Le 6 août 1945, le Japon était déjà à genoux, brûlé vif par des bombes incendiaires qui avaient décimé pas moins de 67 villes nippones. L’abdication ne pouvait plus beaucoup tarder. Dans l’incontournable documentaire The Fog of War (2003) d’Errol Morris, on énumère le nom des villes détruites, en leur donnant une équivalence américaine pour mieux marquer le coup : 99 % de Chattanooga (Toyama), 68,9 % de Long Beach (Okayama), 58 % de Cleveland (Yokohama), 55,7 % de Baltimore (Kobe), 51 % de New York (Tokyo), 40 % de Los Angeles (Nagoya), 35 % de Chicago (Osaka), et ainsi de suite. L’ex-secrétaire d’État américain Robert McNamara, qui est l’objet du film, reconnaît que ces attaques suivies de deux bombes atomiques étaient non seulement« disproportionnées »,mais immorales. « Si nous avions perdu la guerre, nous aurions tous été poursuivis pour crimes de guerre », dit-il candidement.
Si Robert McNamara peut s’en repentir, pourquoi pas le président le moins sanguinaire de l’histoire américaine récente ? Mais, bon. Battre sa coulpe n’est pas un penchant que Barack Obama partage avec Justin Trudeau, de toute évidence. Et puis, la destruction nucléaire du Japon est en quelque sorte l’acte fondateur de l’empire américain. C’est le coup de semonce qui annonce un nouvel ordre mondial, un ordre qui, malgré des signes de pourrissement évident, n’a pas tout à fait fait son temps. Le big bang, bien qu’allant se rétrécissant, a-t-il idée de s’excuser d’avoir éclaté ?, se dit l’Oncle Sam.

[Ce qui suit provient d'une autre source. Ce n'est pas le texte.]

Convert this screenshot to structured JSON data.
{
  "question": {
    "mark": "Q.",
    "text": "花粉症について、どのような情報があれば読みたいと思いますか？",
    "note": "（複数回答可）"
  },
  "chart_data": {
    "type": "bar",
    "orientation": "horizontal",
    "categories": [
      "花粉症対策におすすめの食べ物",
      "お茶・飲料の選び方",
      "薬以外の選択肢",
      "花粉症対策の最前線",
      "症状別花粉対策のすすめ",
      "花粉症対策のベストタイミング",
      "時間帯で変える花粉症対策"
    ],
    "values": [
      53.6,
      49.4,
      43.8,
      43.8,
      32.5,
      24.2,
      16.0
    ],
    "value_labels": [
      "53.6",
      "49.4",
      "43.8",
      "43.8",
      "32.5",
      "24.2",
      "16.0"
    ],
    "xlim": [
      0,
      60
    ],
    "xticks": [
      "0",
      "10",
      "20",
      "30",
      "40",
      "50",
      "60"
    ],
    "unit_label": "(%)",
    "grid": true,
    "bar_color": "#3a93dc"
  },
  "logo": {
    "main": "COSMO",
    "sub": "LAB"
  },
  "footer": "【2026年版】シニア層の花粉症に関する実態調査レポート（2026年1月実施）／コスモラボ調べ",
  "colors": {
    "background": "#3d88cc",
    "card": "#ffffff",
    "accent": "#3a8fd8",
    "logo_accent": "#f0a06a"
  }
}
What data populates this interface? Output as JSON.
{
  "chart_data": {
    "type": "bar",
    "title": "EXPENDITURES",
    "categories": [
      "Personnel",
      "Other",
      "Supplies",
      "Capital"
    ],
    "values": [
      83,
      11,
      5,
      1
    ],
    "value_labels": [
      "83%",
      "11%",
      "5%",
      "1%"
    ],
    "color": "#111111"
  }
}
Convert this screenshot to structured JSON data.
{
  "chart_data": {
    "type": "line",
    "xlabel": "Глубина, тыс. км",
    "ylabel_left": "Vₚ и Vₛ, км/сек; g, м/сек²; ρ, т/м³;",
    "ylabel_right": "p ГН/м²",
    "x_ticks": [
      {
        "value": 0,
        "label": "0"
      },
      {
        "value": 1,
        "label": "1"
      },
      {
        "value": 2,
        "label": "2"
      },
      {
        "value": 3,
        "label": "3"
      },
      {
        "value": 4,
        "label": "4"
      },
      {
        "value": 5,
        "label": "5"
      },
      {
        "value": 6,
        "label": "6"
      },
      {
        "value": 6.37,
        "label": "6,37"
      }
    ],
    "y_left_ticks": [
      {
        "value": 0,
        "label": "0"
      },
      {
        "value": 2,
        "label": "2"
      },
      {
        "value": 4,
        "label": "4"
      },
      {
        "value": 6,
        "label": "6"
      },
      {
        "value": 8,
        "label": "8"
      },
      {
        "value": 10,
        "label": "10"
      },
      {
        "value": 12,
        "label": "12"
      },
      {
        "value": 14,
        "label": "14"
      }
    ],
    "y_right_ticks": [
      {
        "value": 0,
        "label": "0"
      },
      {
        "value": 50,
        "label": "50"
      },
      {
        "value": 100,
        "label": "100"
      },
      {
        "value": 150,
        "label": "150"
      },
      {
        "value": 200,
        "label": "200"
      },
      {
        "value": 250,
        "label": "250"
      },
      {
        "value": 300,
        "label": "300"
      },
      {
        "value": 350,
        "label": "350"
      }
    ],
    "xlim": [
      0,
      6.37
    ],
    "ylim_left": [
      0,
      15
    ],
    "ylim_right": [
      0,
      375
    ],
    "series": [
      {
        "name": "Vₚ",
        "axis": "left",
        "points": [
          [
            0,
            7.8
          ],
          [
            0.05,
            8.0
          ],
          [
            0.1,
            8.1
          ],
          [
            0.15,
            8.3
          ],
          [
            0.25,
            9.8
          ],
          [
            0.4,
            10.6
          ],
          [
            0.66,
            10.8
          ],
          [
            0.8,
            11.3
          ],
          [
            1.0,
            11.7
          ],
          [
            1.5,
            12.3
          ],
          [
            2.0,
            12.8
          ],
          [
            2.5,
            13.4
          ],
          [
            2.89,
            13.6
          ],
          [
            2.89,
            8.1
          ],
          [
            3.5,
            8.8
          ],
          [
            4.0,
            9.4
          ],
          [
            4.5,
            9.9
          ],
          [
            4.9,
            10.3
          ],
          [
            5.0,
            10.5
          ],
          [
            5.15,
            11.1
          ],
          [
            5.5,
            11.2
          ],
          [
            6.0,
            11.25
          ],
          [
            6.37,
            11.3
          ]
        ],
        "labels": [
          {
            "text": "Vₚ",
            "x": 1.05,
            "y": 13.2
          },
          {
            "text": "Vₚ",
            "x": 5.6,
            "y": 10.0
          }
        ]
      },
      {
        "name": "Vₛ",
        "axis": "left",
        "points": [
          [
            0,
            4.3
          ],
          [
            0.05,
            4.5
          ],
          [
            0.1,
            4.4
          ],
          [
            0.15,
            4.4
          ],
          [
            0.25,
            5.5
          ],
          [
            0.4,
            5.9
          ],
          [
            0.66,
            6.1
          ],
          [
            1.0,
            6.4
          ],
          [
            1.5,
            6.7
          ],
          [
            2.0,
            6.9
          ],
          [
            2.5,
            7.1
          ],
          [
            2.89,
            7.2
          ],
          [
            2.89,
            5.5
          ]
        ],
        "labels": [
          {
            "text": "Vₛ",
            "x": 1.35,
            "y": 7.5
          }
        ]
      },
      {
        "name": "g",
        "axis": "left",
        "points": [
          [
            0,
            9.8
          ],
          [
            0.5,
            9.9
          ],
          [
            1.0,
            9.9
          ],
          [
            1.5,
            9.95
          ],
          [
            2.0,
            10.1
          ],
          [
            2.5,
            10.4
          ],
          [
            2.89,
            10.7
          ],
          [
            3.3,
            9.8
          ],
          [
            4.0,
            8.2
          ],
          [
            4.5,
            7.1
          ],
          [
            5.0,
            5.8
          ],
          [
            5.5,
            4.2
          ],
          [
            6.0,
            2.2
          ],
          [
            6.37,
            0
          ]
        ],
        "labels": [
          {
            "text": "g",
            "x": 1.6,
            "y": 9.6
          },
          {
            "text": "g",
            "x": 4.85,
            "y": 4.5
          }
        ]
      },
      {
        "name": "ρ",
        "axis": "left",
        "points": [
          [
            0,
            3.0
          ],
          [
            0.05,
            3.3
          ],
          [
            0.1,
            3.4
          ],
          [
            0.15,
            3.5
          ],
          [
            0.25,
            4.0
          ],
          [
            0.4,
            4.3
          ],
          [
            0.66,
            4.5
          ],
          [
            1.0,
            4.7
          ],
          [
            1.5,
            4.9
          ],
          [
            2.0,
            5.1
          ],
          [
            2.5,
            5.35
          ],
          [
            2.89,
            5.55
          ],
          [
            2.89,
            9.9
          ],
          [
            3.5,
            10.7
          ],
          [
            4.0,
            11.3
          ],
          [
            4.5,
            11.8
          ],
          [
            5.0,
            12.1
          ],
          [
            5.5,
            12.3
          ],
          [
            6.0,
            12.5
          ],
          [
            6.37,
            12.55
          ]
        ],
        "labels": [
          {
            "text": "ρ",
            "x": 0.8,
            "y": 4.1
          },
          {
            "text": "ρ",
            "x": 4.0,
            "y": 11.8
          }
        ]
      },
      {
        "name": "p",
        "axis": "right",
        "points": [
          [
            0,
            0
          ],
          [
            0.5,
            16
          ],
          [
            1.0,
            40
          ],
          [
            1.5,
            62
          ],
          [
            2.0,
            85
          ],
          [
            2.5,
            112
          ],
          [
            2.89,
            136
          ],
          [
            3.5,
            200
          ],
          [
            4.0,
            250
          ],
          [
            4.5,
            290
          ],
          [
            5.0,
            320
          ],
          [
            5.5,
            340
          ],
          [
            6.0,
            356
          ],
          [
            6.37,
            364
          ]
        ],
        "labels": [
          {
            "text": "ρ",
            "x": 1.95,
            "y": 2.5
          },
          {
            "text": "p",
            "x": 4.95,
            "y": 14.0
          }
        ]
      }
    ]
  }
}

En fait, le plus curieux dans tout cela n’est pas le comportement des Américains, mais bien celui des Japonais. L’humiliation de la dernière Grande Guerre a complètement transformé le pays du Soleil levant ; d’empire belliqueux et arrogant, encore un peu féodal, il est devenu un petit archipel de paix et de bonne volonté, tourné vers le futur et la haute technologie. La Révolution tranquille québécoise, aussi le théâtre de transformations majeures en très peu de temps, paraît presque folklorique en comparaison de ce changement radical.
À partir d’une nouvelle Constitution (1947), rédigée par de hauts dirigeants américains qui veulent ainsi inscrire le pacifisme au coeur du pays, le Japon épouse une nouvelle destinée, voire une nouvelle mythologie. D’abord, la figure qui a longtemps symbolisé sa puissance, le souverain empereur, est destitué de ses origines surnaturelles. Vu depuis des millénaires comme descendu des dieux, le samouraï en chef rejoint soudainement le commun des mortels. Il demeure à la tête de la plus vieille dynastie du monde contemporain, mais avec moins de pouvoirs que la reine Elizabeth.« L’utopie rédemptrice du Grand Japon » mord la poussière en faveur d’un petit pays besogneux et à son affaire.
Le traité de sécurité qui assure jusqu’à ce jour la protection du Japon par les États-Unis et les commandes pour le ravitaillement militaire, qui ne manque pas en ce début de guerre froide, font le reste. En l’espace de seulement six ans, la production industrielle japonaise rejoint le niveau d’avant-guerre. En 1968, le Japon coiffe le palmarès des puissances économiques mondiales, dépassé seulement par les États-Unis. Au début des années 1980, il compte plus de milliardaires que son rival américain, achète des châteaux en Écosse, se paie tout ce qu’il veut.
Aujourd’hui, par contre, le Japon est appelé à se réinventer à nouveau. Dépassé économiquement par la Chine, aux prises avec une population qui vieillit et un taux de natalité anémique, le « miracle économique » se mord désormais la queue. L’organisation quasi militaire du travail, qui l’a si bien servi jusqu’ici, a eu des effets pervers en décourageant la participation des femmes au marché du travail, en plus de créer une véritable plaie sociale. Au Japon, le phénomène des gens qui se suicident à cause de surmenage au travail est suffisamment important pour mériter un nom :karoshi. D’importantes réformes sont donc en plan pour donner un visage plus humain, décidément plus féminin à l’Archipel. La conscience collective et l’esprit de corps qui lui ont sauvé la vie après la guerre seront-ils cette fois au rendez-vous ? À surveiller.